The 32-page booklets that GN used to advertise Glacier as recently as 1949 have, less than a decade later, been replaced by this three-panel brochure, the equivalent of six pages. (Or perhaps there was also a 32-page booklet in 1958 that I don’t have in my collection–but I doubt it.)
The brochure offered one-, two-, three-, five-, and ten-day tours including all meals, lodging, and transportation in the park. The one-day tours spent a night at either the Glacier Park Hotel or Lake McDonald Hotel then a bus tour over Going-to-the-Sun Highway. With three meals and a cruise on Lake McDonald it cost about $30 per person double occupancy (about $200 today).

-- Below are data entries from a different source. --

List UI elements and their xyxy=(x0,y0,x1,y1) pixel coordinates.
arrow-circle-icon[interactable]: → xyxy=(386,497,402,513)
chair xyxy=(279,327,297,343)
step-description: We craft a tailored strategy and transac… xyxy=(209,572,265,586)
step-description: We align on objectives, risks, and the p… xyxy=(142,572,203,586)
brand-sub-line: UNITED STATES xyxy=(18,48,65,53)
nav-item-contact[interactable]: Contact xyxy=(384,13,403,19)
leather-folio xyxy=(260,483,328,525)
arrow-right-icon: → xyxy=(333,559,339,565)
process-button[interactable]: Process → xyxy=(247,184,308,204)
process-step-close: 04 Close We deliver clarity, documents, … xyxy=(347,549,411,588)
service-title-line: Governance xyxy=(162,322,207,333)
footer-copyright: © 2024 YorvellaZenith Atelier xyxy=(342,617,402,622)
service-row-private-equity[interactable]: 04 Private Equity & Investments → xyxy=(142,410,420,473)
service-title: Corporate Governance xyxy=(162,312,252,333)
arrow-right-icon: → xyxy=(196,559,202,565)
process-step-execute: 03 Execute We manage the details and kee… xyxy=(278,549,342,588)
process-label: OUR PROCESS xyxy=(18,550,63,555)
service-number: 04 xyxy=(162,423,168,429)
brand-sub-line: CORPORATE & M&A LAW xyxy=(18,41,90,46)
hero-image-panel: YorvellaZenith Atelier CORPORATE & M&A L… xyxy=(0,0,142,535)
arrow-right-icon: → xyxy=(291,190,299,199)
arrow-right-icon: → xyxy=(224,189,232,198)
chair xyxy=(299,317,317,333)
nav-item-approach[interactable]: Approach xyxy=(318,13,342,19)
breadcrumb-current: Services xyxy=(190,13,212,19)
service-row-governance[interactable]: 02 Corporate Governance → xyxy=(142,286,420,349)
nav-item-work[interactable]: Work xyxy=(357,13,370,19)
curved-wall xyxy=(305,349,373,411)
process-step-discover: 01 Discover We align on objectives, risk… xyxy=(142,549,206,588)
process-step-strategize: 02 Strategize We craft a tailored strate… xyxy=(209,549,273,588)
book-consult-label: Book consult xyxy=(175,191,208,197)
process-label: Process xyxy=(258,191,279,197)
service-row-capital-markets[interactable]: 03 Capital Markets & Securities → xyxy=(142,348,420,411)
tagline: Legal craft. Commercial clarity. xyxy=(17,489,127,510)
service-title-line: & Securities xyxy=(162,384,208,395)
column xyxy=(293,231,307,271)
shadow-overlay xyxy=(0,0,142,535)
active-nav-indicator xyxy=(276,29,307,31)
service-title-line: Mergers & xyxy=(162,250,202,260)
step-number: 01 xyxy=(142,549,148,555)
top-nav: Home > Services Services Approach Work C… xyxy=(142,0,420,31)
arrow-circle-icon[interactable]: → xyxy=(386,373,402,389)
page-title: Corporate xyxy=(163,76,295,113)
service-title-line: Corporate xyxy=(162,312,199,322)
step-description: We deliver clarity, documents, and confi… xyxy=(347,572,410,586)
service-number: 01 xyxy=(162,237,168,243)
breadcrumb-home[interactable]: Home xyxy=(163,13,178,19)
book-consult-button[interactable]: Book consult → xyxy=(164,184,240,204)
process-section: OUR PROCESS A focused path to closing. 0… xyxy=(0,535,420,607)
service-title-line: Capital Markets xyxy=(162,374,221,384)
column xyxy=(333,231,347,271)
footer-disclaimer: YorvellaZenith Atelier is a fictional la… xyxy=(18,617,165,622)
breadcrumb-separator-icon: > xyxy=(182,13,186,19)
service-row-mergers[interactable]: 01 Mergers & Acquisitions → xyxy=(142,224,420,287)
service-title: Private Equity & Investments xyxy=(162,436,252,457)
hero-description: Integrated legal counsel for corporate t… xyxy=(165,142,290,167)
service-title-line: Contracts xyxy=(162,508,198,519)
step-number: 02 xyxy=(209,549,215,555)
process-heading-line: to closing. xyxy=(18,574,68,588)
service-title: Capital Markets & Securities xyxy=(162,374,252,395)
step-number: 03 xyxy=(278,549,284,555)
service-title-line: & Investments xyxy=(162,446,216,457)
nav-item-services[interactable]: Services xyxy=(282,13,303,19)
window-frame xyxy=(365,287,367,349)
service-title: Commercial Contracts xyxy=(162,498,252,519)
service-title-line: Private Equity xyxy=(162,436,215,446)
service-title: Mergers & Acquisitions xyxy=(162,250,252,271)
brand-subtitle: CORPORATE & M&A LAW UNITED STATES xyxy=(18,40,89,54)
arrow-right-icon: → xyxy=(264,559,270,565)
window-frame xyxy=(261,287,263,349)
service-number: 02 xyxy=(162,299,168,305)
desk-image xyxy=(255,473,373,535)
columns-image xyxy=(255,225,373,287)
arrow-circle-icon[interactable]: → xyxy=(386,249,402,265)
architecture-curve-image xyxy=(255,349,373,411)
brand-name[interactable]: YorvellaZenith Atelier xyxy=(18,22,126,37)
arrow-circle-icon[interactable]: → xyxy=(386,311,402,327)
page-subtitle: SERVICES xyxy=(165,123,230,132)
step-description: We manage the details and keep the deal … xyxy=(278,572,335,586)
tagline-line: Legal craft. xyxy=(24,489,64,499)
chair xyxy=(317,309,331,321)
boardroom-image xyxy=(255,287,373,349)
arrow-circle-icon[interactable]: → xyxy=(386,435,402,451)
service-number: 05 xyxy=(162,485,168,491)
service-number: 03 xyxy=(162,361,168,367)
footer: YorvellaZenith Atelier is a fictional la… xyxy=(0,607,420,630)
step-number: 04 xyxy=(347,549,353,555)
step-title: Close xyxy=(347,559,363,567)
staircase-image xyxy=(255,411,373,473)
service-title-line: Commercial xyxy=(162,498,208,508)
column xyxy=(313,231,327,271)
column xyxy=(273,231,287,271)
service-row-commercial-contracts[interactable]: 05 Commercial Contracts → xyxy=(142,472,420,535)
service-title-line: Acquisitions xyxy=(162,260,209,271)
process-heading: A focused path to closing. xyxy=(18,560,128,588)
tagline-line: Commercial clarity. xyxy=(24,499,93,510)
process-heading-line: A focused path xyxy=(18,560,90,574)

The best daily rate was a ten-day tour with three nights at Glacier, three at Many Glacier, two at Prince of Wales, and two at Lake McDonald. Including thirty meals, three lake cruises, and five bus rides the total cost was about $187 per person double occupancy (about $1,200 today).
The brochure also gives basic hotel rates. All four hotels–Glacier, McDonald, Many Glacier, and Prince of Wales–cost $10 per night for one person, $16 for two, and $21 for three (multiply by 6.5 to convert to today’s money), with “deluxe rooms” being $3.50 more per person per night (though it doesn’t say what makes them deluxe). Breakfast, lunch, and dinner at any of the hotels cost $1.75, $2.00, and $4.25, respectively, or $8 total (about $50 today).
Rates at the Swiftcurrent and Rising Sun motels were $12 per night for one person, and an additional dollar per person per night for more than one. This meant the motels were more expensive than the hotels for one, less for more than one. Cabins with “light housekeeping and centrally located showers” were even less.
Although this brochure was issued by the Glacier Park Company, which it says was owned by the Great Northern Railway, this is not a particularly rail-centric brochure. It notes that people can get to Glacier by auto on “new, modern U.S. Highways,” on the Western Star, by Northwest Orient Airlines to Kalispell or Western Airlines to Cut Bank, or by Greyhound bus to West or East Glacier.